Core boxes at the Caspiche project in northern Chile's Maricunga gold district. Credit: Exeter Resource.Core boxes at the Caspiche project in northern Chile's Maricunga gold district. Credit: Exeter Resource.

The Caspiche gold-copper project in northern Chile’s Maricunga gold district has a US$2.8-billion pre-tax net present value at a 5% discount rate and a pre-tax internal rate of return of 11.5%, according to Exeter Resource‘s (XRC-T, XRA-X) new prefeasibility study.
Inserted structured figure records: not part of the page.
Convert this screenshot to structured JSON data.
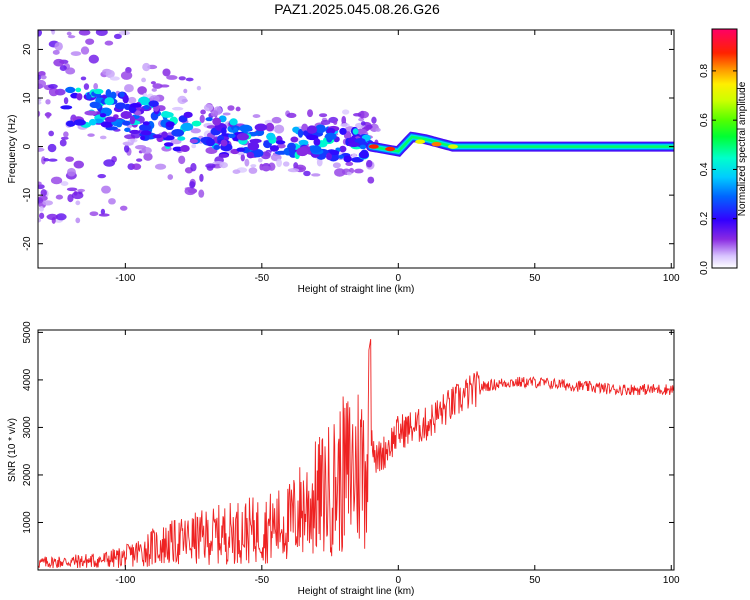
{
  "title": "PAZ1.2025.045.08.26.G26",
  "colors": {
    "snr_line": "#ee2222",
    "axis": "#000000",
    "spectrogram_bg": "#ffffff"
  },
  "chart_data": [
    {
      "type": "heatmap",
      "xlabel": "Height of straight line (km)",
      "ylabel": "Frequency (Hz)",
      "xlim": [
        -132,
        101
      ],
      "ylim": [
        -25,
        24
      ],
      "xticks": [
        -100,
        -50,
        0,
        50,
        100
      ],
      "yticks": [
        -20,
        -10,
        0,
        10,
        20
      ],
      "colorbar": {
        "label": "Normalized spectral amplitude",
        "range": [
          0.0,
          0.97
        ],
        "ticks": [
          0.0,
          0.2,
          0.4,
          0.6,
          0.8
        ],
        "colormap": "rainbow (purple→blue→cyan→green→yellow→red→magenta)"
      },
      "ridge": [
        {
          "x": -125,
          "f": 8
        },
        {
          "x": -110,
          "f": 8
        },
        {
          "x": -100,
          "f": 7
        },
        {
          "x": -90,
          "f": 5
        },
        {
          "x": -80,
          "f": 3
        },
        {
          "x": -70,
          "f": 2
        },
        {
          "x": -60,
          "f": 1.5
        },
        {
          "x": -50,
          "f": 1
        },
        {
          "x": -40,
          "f": 1
        },
        {
          "x": -30,
          "f": 1
        },
        {
          "x": -20,
          "f": 0.5
        },
        {
          "x": -10,
          "f": 0
        },
        {
          "x": 0,
          "f": -1
        },
        {
          "x": 5,
          "f": 2
        },
        {
          "x": 10,
          "f": 1.5
        },
        {
          "x": 20,
          "f": 0
        },
        {
          "x": 30,
          "f": 0
        },
        {
          "x": 50,
          "f": 0
        },
        {
          "x": 75,
          "f": 0
        },
        {
          "x": 100,
          "f": 0
        }
      ]
    },
    {
      "type": "line",
      "xlabel": "Height of straight line (km)",
      "ylabel": "SNR (10 * v/v)",
      "xlim": [
        -132,
        101
      ],
      "ylim": [
        0,
        5050
      ],
      "xticks": [
        -100,
        -50,
        0,
        50,
        100
      ],
      "yticks": [
        1000,
        2000,
        3000,
        4000,
        5000
      ],
      "series": [
        {
          "envelope_x": [
            -132,
            -110,
            -100,
            -90,
            -80,
            -70,
            -60,
            -50,
            -40,
            -35,
            -30,
            -25,
            -20,
            -15,
            -12,
            -10,
            -8,
            -5,
            0,
            5,
            10,
            15,
            20,
            25,
            30,
            35,
            40,
            50,
            60,
            70,
            80,
            90,
            100
          ],
          "envelope_y": [
            150,
            200,
            280,
            480,
            600,
            700,
            800,
            850,
            1000,
            1300,
            1500,
            1700,
            2000,
            2200,
            2300,
            3000,
            2300,
            2500,
            2900,
            3000,
            3050,
            3300,
            3500,
            3700,
            3850,
            3900,
            3950,
            3950,
            3900,
            3850,
            3800,
            3800,
            3800
          ]
        }
      ]
    }
  ]
}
The study estimates capital expenditure of US$4.8 billion and total revenue of US$27.4 billion. Average  annual production over a 19-year mine life will come in at 696,000 oz. gold, 244 million lbs. copper and 844,000 oz. silver. 

Average operating costs work out to US$606 per oz. gold equivalent. When copper and silver by-product credits are considered, the cost of production falls to US$18 per oz. Recoveries are 68% for gold and 86% for copper.
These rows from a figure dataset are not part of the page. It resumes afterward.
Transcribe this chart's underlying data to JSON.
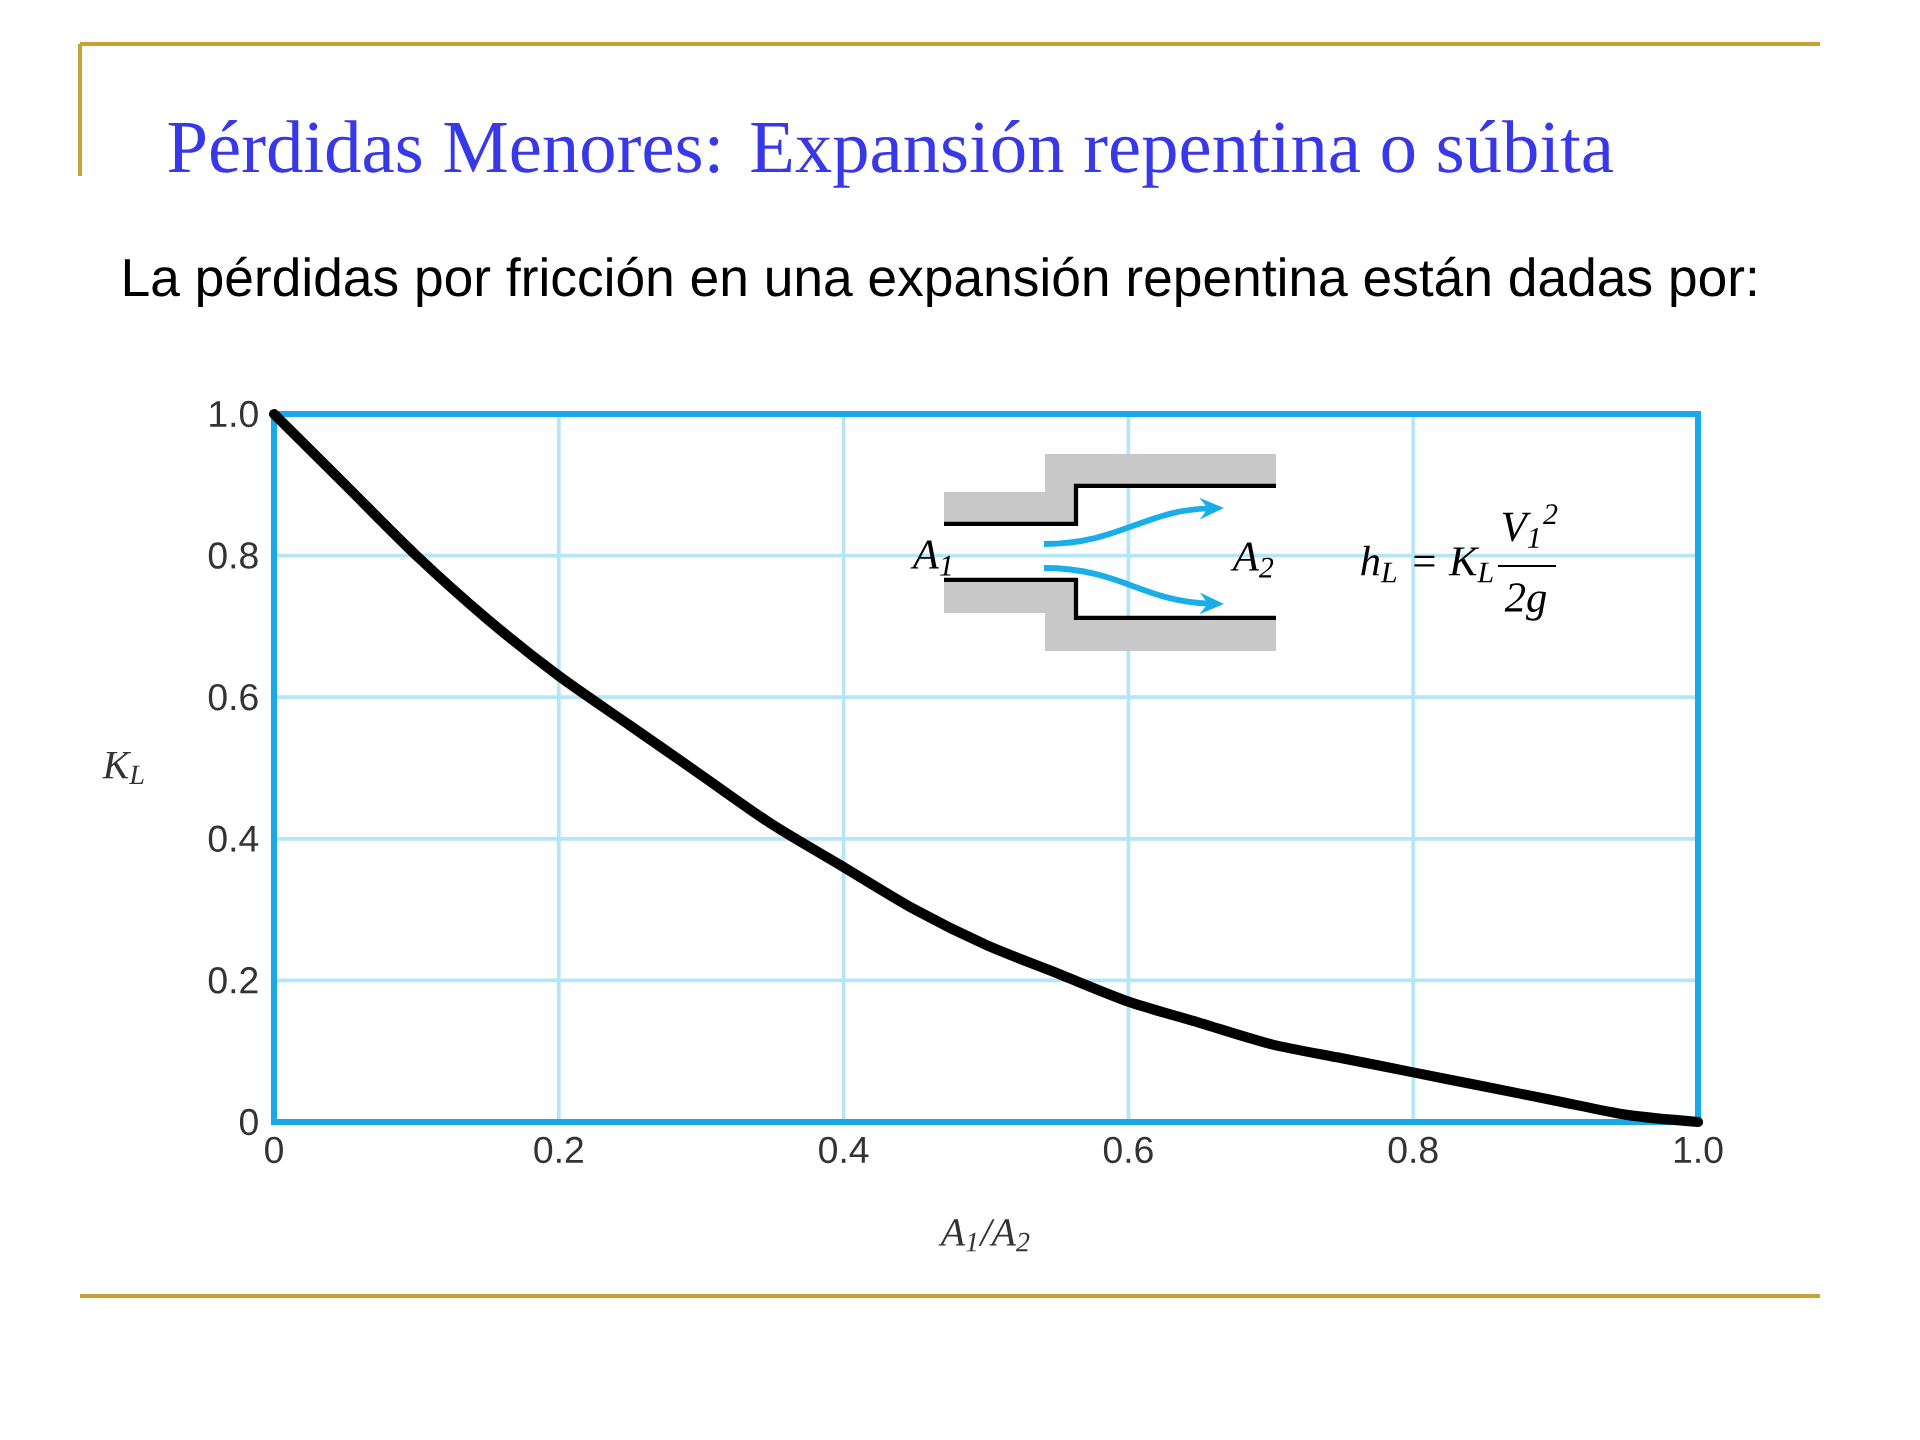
{
  "chart_data": {
    "type": "line",
    "title": "Pérdidas Menores: Expansión repentina o súbita",
    "subtitle": "La pérdidas por fricción en una expansión repentina están dadas por:",
    "xlabel": "A$_{1}$/A$_{2}$",
    "ylabel": "K$_{L}$",
    "annotations": [
      "A$_{1}$",
      "A$_{2}$",
      "h$_{L}$ = K$_{L}$",
      "V$_{1}$$^{2}$",
      "2g"
    ],
    "x": [
      0,
      0.05,
      0.1,
      0.15,
      0.2,
      0.25,
      0.3,
      0.35,
      0.4,
      0.45,
      0.5,
      0.55,
      0.6,
      0.65,
      0.7,
      0.75,
      0.8,
      0.85,
      0.9,
      0.95,
      1.0
    ],
    "series": [
      {
        "color": "#000000",
        "values": [
          1.0,
          0.9,
          0.8,
          0.71,
          0.63,
          0.56,
          0.49,
          0.42,
          0.36,
          0.3,
          0.25,
          0.21,
          0.17,
          0.14,
          0.11,
          0.09,
          0.07,
          0.05,
          0.03,
          0.01,
          0
        ]
      }
    ],
    "xlim": [
      0,
      1
    ],
    "ylim": [
      0,
      1
    ],
    "xticks": [
      0,
      0.2,
      0.4,
      0.6,
      0.8,
      {
        "value": 1,
        "label": "1.0"
      }
    ],
    "yticks": [
      0,
      0.2,
      0.4,
      0.6,
      0.8,
      {
        "value": 1,
        "label": "1.0"
      }
    ],
    "grid": true,
    "line_style": "solid"
  }
}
The economic evaluation of Caspiche was based on metal prices of US$1,430 per oz. gold for the first four years of mine life and US$1,200 per oz. gold for the remainder. It used US$2.75 per lb. copper for the full mine life and US$31.20 per oz. silver in the first four years, followed by US$22.50 per oz. silver during the mine’s remaining life.
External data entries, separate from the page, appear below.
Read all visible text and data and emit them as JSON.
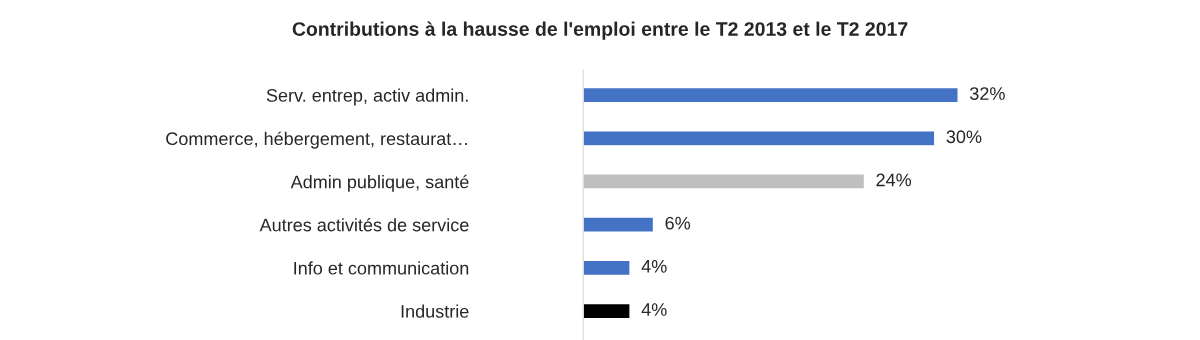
{
  "chart_data": {
    "type": "bar",
    "orientation": "horizontal",
    "title": "Contributions à la hausse de l'emploi entre le T2 2013 et le T2 2017",
    "categories": [
      "Serv. entrep, activ admin.",
      "Commerce, hébergement, restaurat…",
      "Admin publique, santé",
      "Autres activités de service",
      "Info et communication",
      "Industrie"
    ],
    "values": [
      32,
      30,
      24,
      6,
      4,
      4
    ],
    "colors": [
      "#4472c4",
      "#4472c4",
      "#bfbfbf",
      "#4472c4",
      "#4472c4",
      "#000000"
    ],
    "value_labels": [
      "32%",
      "30%",
      "24%",
      "6%",
      "4%",
      "4%"
    ]
  }
}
Caspiche lies 10 km north of Cerro Casale, a gold-copper deposit owned by Barrick Gold (ABX-T, ABX-N) and Kinross Gold (K-T, KGC-N), 15 km south of Kinross’ Maricunga mine, and 35 km south of Andina Minerals‘ (ADM-V) new Volcan gold deposit.

Exeter  recognized early on in the prefeasibility study process that by including high-tonnage in-pit crushing and conveying (IPCC) systems, greater efficiencies in moving waste rock could be achieved, which would significantly lower capital and operating costs. Exeter’s mining consultant NCL estimated that using the IPCC system instead of a large truck fleet could result in cost savings of US25¢ per tonne of total material moved, or US80¢ per tonne ore mined. 

Exeter anticipates that by building the tailings dam wall largely from a conveyor-stacker system instead of conventional truck haulage for moving material, it can add up to US$1 billion in initial and sustainable capital savings. 

All of the options considered in the prefeasibility study involve an open pit to mine the near-surface, heap-leachable resource. The preferred development plan is an open-pit mining operation that would process 150,000 tonnes a day of sulphide ore and a heap-leach operation with a 72,000-tonne-per-day design production rate.

“Proven and probable” material is divided into 124 million oxide tonnes at 0.38 gram gold and 1.6 grams silver; 78 million leachable sulphide tonnes at 0.51 gram gold, 1.05 gram silver and 0.07% copper; and 889 million tonnes at 0.58 gram gold, 1.13 grams silver and 0.24% copper.

Adam Graf, an analyst at Dahlman Rose, has a “buy” rating on the stock with a price target of US$20.52 per share on the NYSE-Amex. On Jan. 18 Exeter closed at US$3.08 per share, up 7.32%, or 21¢. Over the last year the company has traded within a range of US$3.24 and US$5.84 per share. In Toronto Exeter shares closed at $3.14 apiece, up 18¢ on the day, or 6%.

Looking ahead, Exeter plans to advance the heap-leach part of the Caspiche project to feasibility study level starting in 2012’s second quarter, and complete it by the fourth quarter. 

An updated full prefeasibility study should be completed in the fourth quarter, which will incorporate the results of the heap-leach component.

The company also expects to wrap-up baseline studies to support an environmental impact study submission to the Chilean government in the second quarter.